But in the House, Majority Leader Eric Cantor, R-Va., had a different view.
"Our members are frustrated over the president's action, his lack of positing a clear vision and mission," he said. Discussions were under way on possible House action, including denying funds for the operation as part of a defense-spending bill that's expected to be considered beginning Thursday.
The White House has said the U.S. has spent $716 million through June 3 on the Libya campaign, and it estimates the mission will cost $1.1 billion by Sept. 30. The funds are expected to come from already appropriated money.
The congressional division over Libya contrasted with the polite Senate debate Tuesday over Libya and the war in Afghanistan, just before voting 100-0 to confirm Leon Panetta, a former California congressman, budget director and White House chief of staff under Bill Clinton and Central Intelligence Agency director under Obama, as secretary of defense.
In another development Tuesday, the Treasury Department took new steps to isolate the Libyan regime and provide incentives for its members to pitch down.
Treasury’s Office of Foreign Assets Control imposed blocking requirements on three additional Libyan banks on the grounds that they helped move money for another financial institution _ the Libyan Arab Foreign Bank _ that had been subject to sanctions since Feb. 25.
The three new banks affected are the Arab Turkish Bank, the North Africa International Bank and the North Africa Commercial Bank.
The agency also lifted sanctions Tuesday against Shukri Mohammed Ghanem, a former Libyan oil minister and former chairman of the state-owned National Oil Corp. of Libya. His defection in May was a blow to the regime, and the Obama administration hopes that lifting sanctions against him will encourage others to follow suit.
“Our sanctions are intended to prevent harm and change behavior,” Adam Szubin, the director of the Office of Foreign Assets Control, said in a statement announcing the actions. “To the extent that sanctioned individuals distance themselves from the Gadhafi regime, these measures can be lifted.”
Adding to the confusion in Libya, NATO commanders confirmed Monday that an errant airstrike had killed innocent civilians west of Tripoli. Reports suggested that nine to 15 civilians were killed. On Tuesday, a NATO spokesman acknowledged that a helicopter drone had crashed, although it wasn't clear whether mechanical failure or hostile fire was to blame.
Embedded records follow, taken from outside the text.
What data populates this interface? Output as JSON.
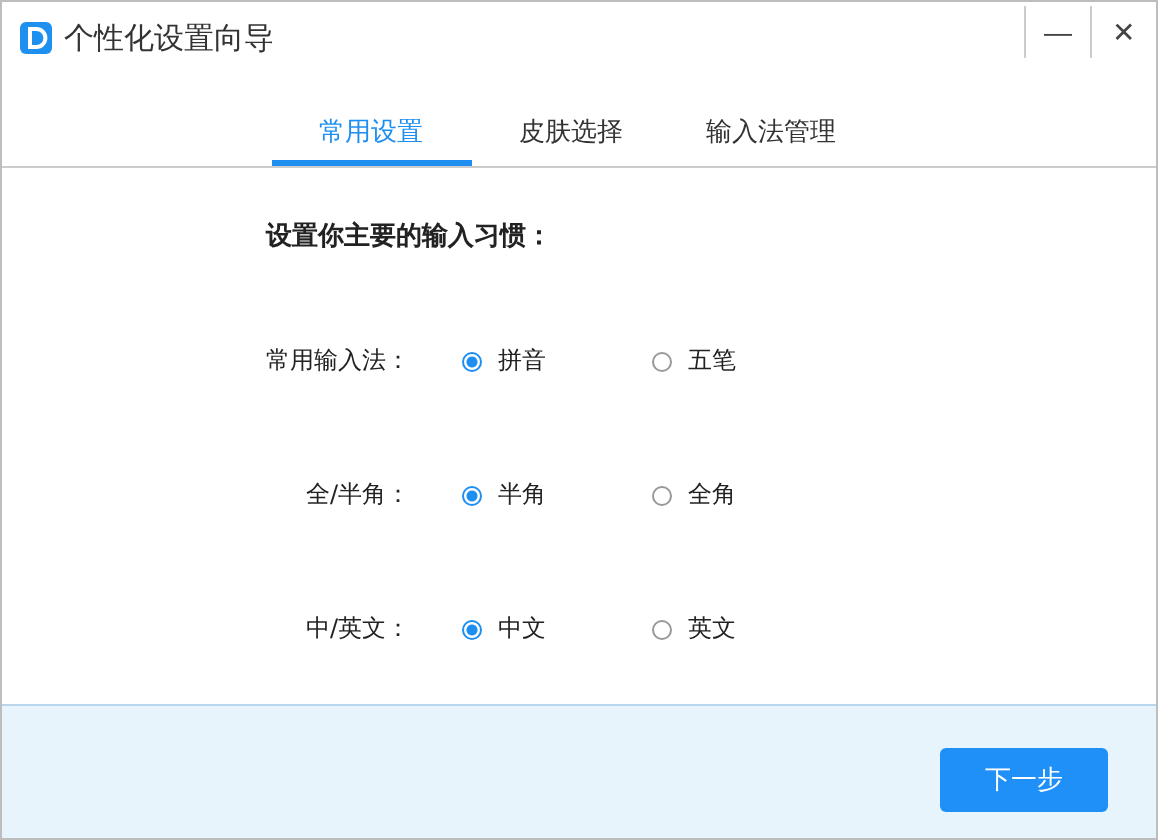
{
  "window": {
    "title": "个性化设置向导",
    "minimize": "—",
    "close": "✕"
  },
  "tabs": [
    {
      "label": "常用设置",
      "selected": true
    },
    {
      "label": "皮肤选择",
      "selected": false
    },
    {
      "label": "输入法管理",
      "selected": false
    }
  ],
  "heading": "设置你主要的输入习惯：",
  "settings": [
    {
      "label": "常用输入法：",
      "options": [
        {
          "label": "拼音",
          "selected": true
        },
        {
          "label": "五笔",
          "selected": false
        }
      ]
    },
    {
      "label": "全/半角：",
      "options": [
        {
          "label": "半角",
          "selected": true
        },
        {
          "label": "全角",
          "selected": false
        }
      ]
    },
    {
      "label": "中/英文：",
      "options": [
        {
          "label": "中文",
          "selected": true
        },
        {
          "label": "英文",
          "selected": false
        }
      ]
    }
  ],
  "buttons": [
    "下一步"
  ]
}
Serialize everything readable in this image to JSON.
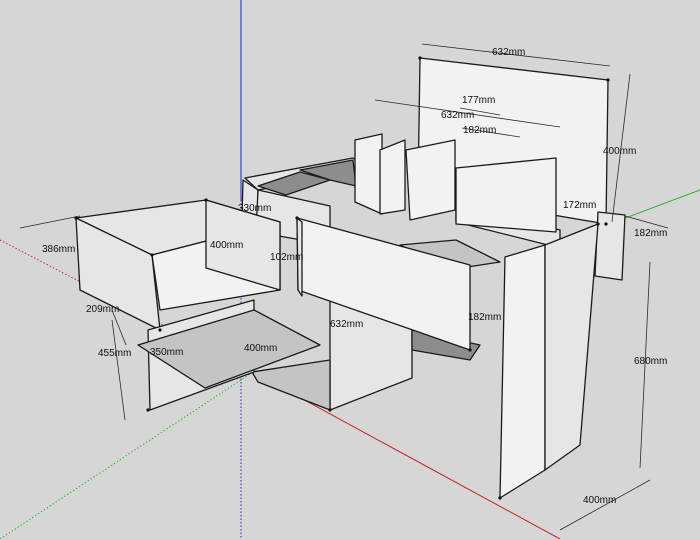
{
  "colors": {
    "background": "#d6d6d6",
    "axis_x": "#cc2222",
    "axis_y": "#2fae2f",
    "axis_z": "#2222cc"
  },
  "dimensions": {
    "top_back_width": "632mm",
    "top_back_height": "400mm",
    "inner_depth": "177mm",
    "mid_width": "632mm",
    "mid_depth": "182mm",
    "side_depth_a": "182mm",
    "side_depth_b": "172mm",
    "left_drawer_depth": "386mm",
    "left_drawer_width": "400mm",
    "left_drawer_height": "209mm",
    "upper_offset": "330mm",
    "small_gap": "102mm",
    "shelf_width": "400mm",
    "shelf_depth": "350mm",
    "lower_height": "455mm",
    "front_width": "632mm",
    "front_height": "182mm",
    "total_height": "680mm",
    "base_depth": "400mm"
  }
}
The reports add to congressional unease, which has been building since the U.S. joined NATO forces three months ago to try to oust Libyan leader Moammar Gadhafi.
The White House argued last week that it didn't need Congress' authorization, since no American lives were at risk. The 1973 War Powers Resolution requires the president to get congressional approval within 60 days after hostilities begin, extendable to 90 if the president certifies military necessity in writing.
Kerry supported the White House line, saying, "The fact is that just because hostilities are taking place and we are supporting people engaged in those hostilities does not mean that we are ourselves, in fact, introducing troops into hostilities."
Cantor wasn't buying that argument.
"Turn on the TV and see bunkers being blown up. That would indicate hostilities," he said.
Outgoing Defense Secretary Robert Gates has added fuel to that view. "The way I like to put it is, from our standpoint at the Pentagon, we’re involved in a limited kinetic operation," he told Fox News this week. "If I’m in Gadhafi’s palace, I suspect I think I’m at war.”